P-BCMA-ALLO1 werd zeer goed verdragen, met geen graft-vs-host ziekte (GvHD) bij welke dosis dan ook en lage percentages cytokine-afgiftesyndroom (CRS) en neurotoxiciteit, allemaal graad 2 of minder, bij alle evalueerbare patiënten. Expansie en persistentie van de CAR-T-cellen in patiënten na infusie bleken sterk afhankelijk te zijn van de conditioneringsdosis cyclofosfamide, waarbij P-BCMA-ALLO1 niveaus gemeten in het bloed veel hoger waren in patiëntencohorten in de P1- en P2-armen die de 500 mg/m2 en 1000 mg/m2 conditioneringsdoses kregen dan in elk van de 300 mg/m2 (arm 'S', n=20) cohorten. Klinische responsen bij patiënten die de conditionerende behandeling in arm S kregen, waren inferieur aan die van patiënten in P1 of P2.
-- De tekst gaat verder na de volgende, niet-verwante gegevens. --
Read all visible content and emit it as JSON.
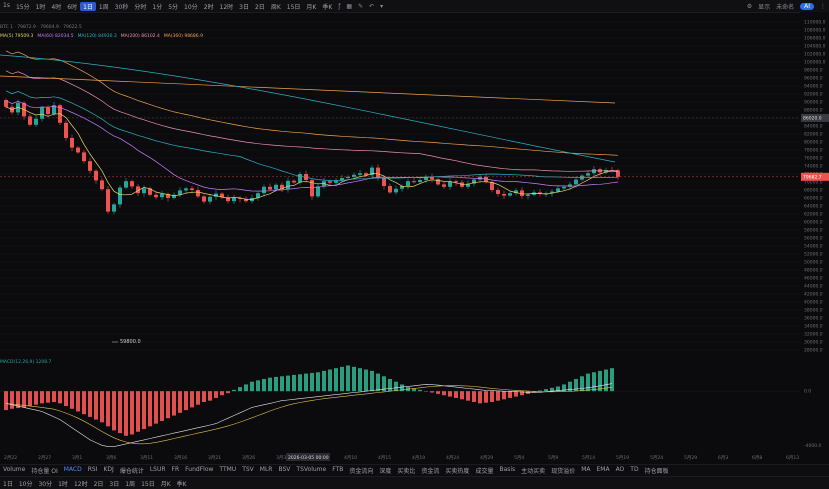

Analyse van de cellulaire kinetiek van P-BCMA-ALLO1 bij twee patiënten met een hoge CAR-T-expansie toonde aan dat CAR-T-cellen minstens 4 weken lang persisteerden en meetbaar waren in het perifere bloed van één patiënt en minstens 6 weken lang entten en persisteerden op een hoog niveau in het beenmerg van de andere patiënt. Bovendien ondergingen in beide gevallen cellen in het TSCM-rijke CAR-T geïnfundeerde geneesmiddelproduct na infusie differentiatie om een veel effectievere T-cel-rijke populatie te genereren, met name onder de belangrijke CD8+ 'killer T-cel' subpopulatie. Deze bevindingen zijn het eerste bekende directe klinische bewijs dat de theorie ondersteunt dat allogene TSCM-gebaseerde CAR-T-cellen kunnen fungeren als effectieve prodrugs, omdat ze zich kunnen uitbreiden, naar de relevante weefsels kunnen vervoeren, kunnen differentiëren in effectorcellen en kunnen persisteren, wat allemaal kan bijdragen aan het stimuleren van diepe klinische responsen bij patiënten, terwijl ze ook goed worden verdragen.